Law School Case Brief
Mitchum v. Foster - 407 U.S. 225, 92 S. Ct. 2151 (1972)
42 U.S.C.S. § 1983 is a product of a vast transformation from the concepts of federalism that had prevailed in the late 18th century when the anti-injunction statute was enacted. The very purpose of § 1983 is to interpose the federal courts between the states and the people, as guardians of the people's federal rights: to protect the people from unconstitutional action under color of state law, whether that action be executive, legislative, or judicial. In carrying out that purpose, Congress plainly authorized the federal courts to issue injunctions in § 1983 actions, by expressly authorizing a "suit in equity" as one of the means of redress. Federal injunctive relief against a state court proceeding can in some circumstances be essential to prevent great, immediate, and irreparable loss of a person's constitutional rights. For these reasons, under the criteria established in previous decisions construing the anti-injunction statute, § 1983 is an Act of Congress that falls within the "expressly authorized" exception of that law.

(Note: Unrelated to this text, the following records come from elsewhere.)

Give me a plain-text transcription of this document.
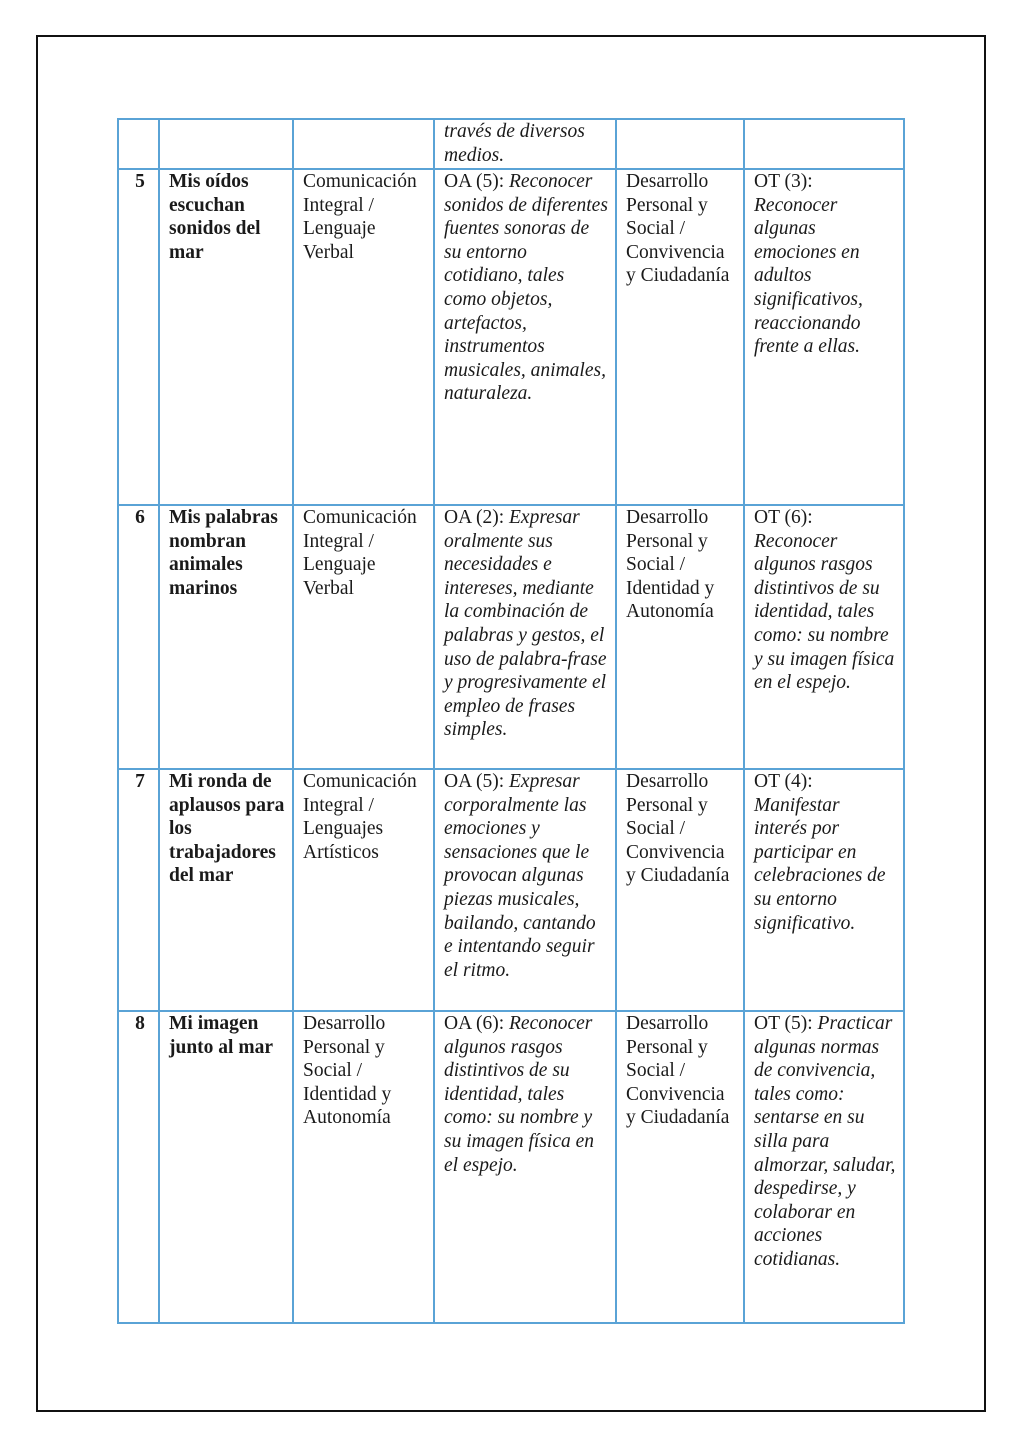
			través de diversos medios.		
5	Mis oídos escuchan sonidos del mar	Comunicación Integral / Lenguaje Verbal	OA (5): Reconocer sonidos de diferentes fuentes sonoras de su entorno cotidiano, tales como objetos, artefactos, instrumentos musicales, animales, naturaleza.	Desarrollo Personal y Social / Convivencia y Ciudadanía	OT (3): Reconocer algunas emociones en adultos significativos, reaccionando frente a ellas.
6	Mis palabras nombran animales marinos	Comunicación Integral / Lenguaje Verbal	OA (2): Expresar oralmente sus necesidades e intereses, mediante la combinación de palabras y gestos, el uso de palabra-frase y progresivamente el empleo de frases simples.	Desarrollo Personal y Social / Identidad y Autonomía	OT (6): Reconocer algunos rasgos distintivos de su identidad, tales como: su nombre y su imagen física en el espejo.
7	Mi ronda de aplausos para los trabajadores del mar	Comunicación Integral / Lenguajes Artísticos	OA (5): Expresar corporalmente las emociones y sensaciones que le provocan algunas piezas musicales, bailando, cantando e intentando seguir el ritmo.	Desarrollo Personal y Social / Convivencia y Ciudadanía	OT (4): Manifestar interés por participar en celebraciones de su entorno significativo.
8	Mi imagen junto al mar	Desarrollo Personal y Social / Identidad y Autonomía	OA (6): Reconocer algunos rasgos distintivos de su identidad, tales como: su nombre y su imagen física en el espejo.	Desarrollo Personal y Social / Convivencia y Ciudadanía	OT (5): Practicar algunas normas de convivencia, tales como: sentarse en su silla para almorzar, saludar, despedirse, y colaborar en acciones cotidianas.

The prosecuting attorney of Bay County, Florida, brought a proceeding in a Florida court to close down the appellant's bookstore as a public nuisance under the claimed authority of Florida law. The state court entered a preliminary order prohibiting continued operation of the bookstore. After further inconclusive proceedings in the state courts, the appellant filed a complaint in the United States District Court for the Northern District of Florida, alleging that the actions of the state judicial and law enforcement officials were depriving him of rights protected by the First and Fourteenth Amendments. Relying upon 42 U. S. C. § 1983, he asked for injunctive and declaratory relief against the state court proceedings, on the ground that Florida laws were being unconstitutionally applied by the state court so as to cause him great and irreparable harm. The district court refused to enjoin the state court proceeding because the relief sought did not come under any of the exceptions set forth in 28 U.S.C.S. § 2283.
Did the district court err in its decision to deny the injunctive relief prayed for by the appellant?
The Court reversed the district court's order denying injunctive relief and remanded the case for further proceedings because the statute under which the bookstore owner sought relief was an authorized exception to the Anti-Injunction Act. The Court held that federal injunctive relief was appropriate only where the irreparable injury was both great and immediate, the state law was flagrantly unconstitutional, or there was a showing of bad faith that would call for equitable relief. The Court added that to qualify under one of those expressly authorized exceptions, the federal law did not have to expressly reference § 2283. The test was whether an act of Congress, clearly creating a federal right enforceable in a federal court of equity, could be given its intended scope only by the stay of a state proceeding. The Court held that 42 U.S.C.S. § 1983 fell within the exception.